In recent months, members of a new group, tentatively named the Fellow­ship and led by pastors opposed to gay clergy and to liberal social and theological views, have talked about enlisting "like-minded" Presbyterians to leave be­hind the "rancorous, draining internal disputes that paralyze our common life and ministry" and form a fellowship fo­cused on missions reflecting "classic bib­lical, Reformed/evangelical traditions."

A stir was caused by the group's February 2 statement, written by a seven-man steering committee and affirmed initially by three dozen other ministers, including pastors of nine of the denomination's 15 largest congregations.

Describing the PCUSA as "deathly ill" and unlikely to survive on its present course, the Fellowship laid out four alternative visions of independence—from a loose affiliation within the denomination to a new Reformed entity.

"We hate the appearance of schism, but the PCUSA is divided already," said organizers of the Fellowship. A meeting set for August 25–27 in Minneapolis would try "to find a new path forward," according to John Crosby, senior pastor of Christ Presbyterian Church, Edina, Minnesota.

"A growing number of orth­odox/evangelical/centrist folks have become disenchanted with the divisive tone at the national level," Crosby said. Though "we are committed to what we see as a biblical view of sexuality," he said, "the issues of interpretation and authority extend to the uniqueness of Christian claims of salvation, the deity of Christ and bodily resurrection."

Crosby said in an e-mail interview that if a new Reformed church body were formed, "we think the PCUSA will resolve property issues, hopefully in a gracious manner that several parts of the country have already experienced."

Jack Haberer, editor of Presbyterian Outlook, said it was unclear whether the Fellowship could become the vehicle for a breakaway church body. Haberer recalled a period in 2004 when a number of conservative pastors decided not to be part of a separation movement, despite "enormous pressure" from congregants to bolt from the denomination. Fellow­ship leaders "are seriously looking at alternative ways to stay in the PCUSA," he said.

One idea is to create something akin to Catholic orders such as the Jesuits that focus on their mission while under the authority of the larger church, according to Pastor Jim Singleton of First Presby­terian Church of Colorado Springs, Colo­rado. "Most of us simply don't want to exit; we just want to be a different subset within the whole," he said. "A lot of us want to be connected to our historic roots."

Crosby and Singleton have been the principal planners for the Fellowship.
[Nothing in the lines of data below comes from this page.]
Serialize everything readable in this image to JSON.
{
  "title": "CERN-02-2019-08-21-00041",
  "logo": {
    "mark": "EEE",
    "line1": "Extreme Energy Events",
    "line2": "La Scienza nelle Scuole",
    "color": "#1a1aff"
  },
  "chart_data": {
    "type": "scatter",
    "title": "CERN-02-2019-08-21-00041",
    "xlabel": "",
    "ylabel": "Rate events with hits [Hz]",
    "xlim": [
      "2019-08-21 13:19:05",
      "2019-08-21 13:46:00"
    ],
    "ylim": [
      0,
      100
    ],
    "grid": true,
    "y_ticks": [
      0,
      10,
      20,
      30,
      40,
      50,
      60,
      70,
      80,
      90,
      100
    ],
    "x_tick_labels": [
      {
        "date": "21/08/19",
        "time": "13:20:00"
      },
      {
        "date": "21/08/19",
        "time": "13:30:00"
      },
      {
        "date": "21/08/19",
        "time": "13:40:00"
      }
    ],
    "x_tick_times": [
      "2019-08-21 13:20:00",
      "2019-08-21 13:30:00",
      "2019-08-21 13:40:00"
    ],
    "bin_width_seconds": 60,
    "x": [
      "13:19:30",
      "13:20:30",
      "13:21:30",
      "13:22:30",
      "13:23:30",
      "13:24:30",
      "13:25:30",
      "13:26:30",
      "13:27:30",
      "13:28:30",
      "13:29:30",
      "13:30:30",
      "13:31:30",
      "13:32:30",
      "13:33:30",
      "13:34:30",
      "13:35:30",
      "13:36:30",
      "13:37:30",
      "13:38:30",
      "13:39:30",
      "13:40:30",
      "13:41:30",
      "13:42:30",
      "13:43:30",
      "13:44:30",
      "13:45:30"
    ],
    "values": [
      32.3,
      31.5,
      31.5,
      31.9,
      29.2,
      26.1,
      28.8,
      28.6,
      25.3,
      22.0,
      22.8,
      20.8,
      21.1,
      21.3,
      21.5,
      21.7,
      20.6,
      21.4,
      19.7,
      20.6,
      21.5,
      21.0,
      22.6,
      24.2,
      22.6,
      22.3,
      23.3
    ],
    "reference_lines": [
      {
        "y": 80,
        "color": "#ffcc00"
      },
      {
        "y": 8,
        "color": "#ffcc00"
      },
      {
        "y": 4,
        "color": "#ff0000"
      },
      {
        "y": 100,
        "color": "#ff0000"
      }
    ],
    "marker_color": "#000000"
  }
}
The other steering committee members are pastors in Atlanta, Orlando and Houston as well as New­port Beach, California, and Gig Har­bor, Washington.

Would the Fellowship be seen as a haven if the gay clergy proposal passes this year? "I don't know that everybody who is opposed to ordination of homosexuals is naturally going to be interested in what we are suggesting," Singleton said. "If fact, we got criticized early on by some of our evangelical brothers be­cause we said in our statement that we're not going to fight the gay issue anymore."

The Fellowship leaders say they remain in touch with denominational leaders on the stresses on the PCUSA's synod and presbytery structures.

Three top Presbyterian officials issued a statement on February 4 that said "this is indeed a rich time of ferment and deep discernment" in mainline denominations. Momentum toward new strategies could "inspire the transformation of congregations and the creation of new worshiping communities in the Presbyterian Church (U.S.A.)," according to the statement by Moderator Cynthia Bolbach, Stated Clerk Gradye Parsons and Mission Council Executive Director Linda Valentine.

This article has been updated since the print edition went to press.